How does unfair dismissal compensation compare between North America and the UK?

A recent case in Canada saw a jury rule in favour of a Walmart employee in Ontario who alleged she was subjected to “profane and insulting mental abuse” by her store manager from May to November of 2009.

As the jury believed she was forced to resign, this constituted an unfair dismissal. The employee received $200,000 for intentional infliction of mental suffering, up to $1 million for punitive damages and $10,000 for assault. Her employer was forced to pay her $100,000 for intentionally inflicting mental suffering, along with $150,000 for punitive damages.

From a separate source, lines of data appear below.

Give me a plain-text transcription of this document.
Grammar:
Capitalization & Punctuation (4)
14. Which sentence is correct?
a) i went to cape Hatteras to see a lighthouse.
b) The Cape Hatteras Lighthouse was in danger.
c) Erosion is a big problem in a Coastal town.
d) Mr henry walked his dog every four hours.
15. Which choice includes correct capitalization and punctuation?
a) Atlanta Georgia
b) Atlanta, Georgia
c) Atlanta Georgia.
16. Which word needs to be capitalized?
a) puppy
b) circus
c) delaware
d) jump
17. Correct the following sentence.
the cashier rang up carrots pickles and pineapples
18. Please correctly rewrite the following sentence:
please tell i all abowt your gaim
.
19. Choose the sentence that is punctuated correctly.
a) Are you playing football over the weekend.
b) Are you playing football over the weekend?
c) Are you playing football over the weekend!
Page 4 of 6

These high pay-outs may seem excessive, dwarfing wrongful dismissal claims in the United Kingdom, where there are plans to reduce the cap on compensation. In September 2012, Business Secretary Vince Cable proposed to change the maximum level of award to 12 months of an employee's salary. This is part of the employment law reforms designed to reduce the burden of employment law from the employer.

Many commentators believe that the cap on unfair dismissal compensation means employers will have the confidence to hire new people and allow cases to be settled easier, in the hope that employers and employees will part company more amicably, especially in cases where employees are underperforming. Maximum pay outs of £85,200 will instead be replaced by the employee’s average yearly salary, at around £26,000.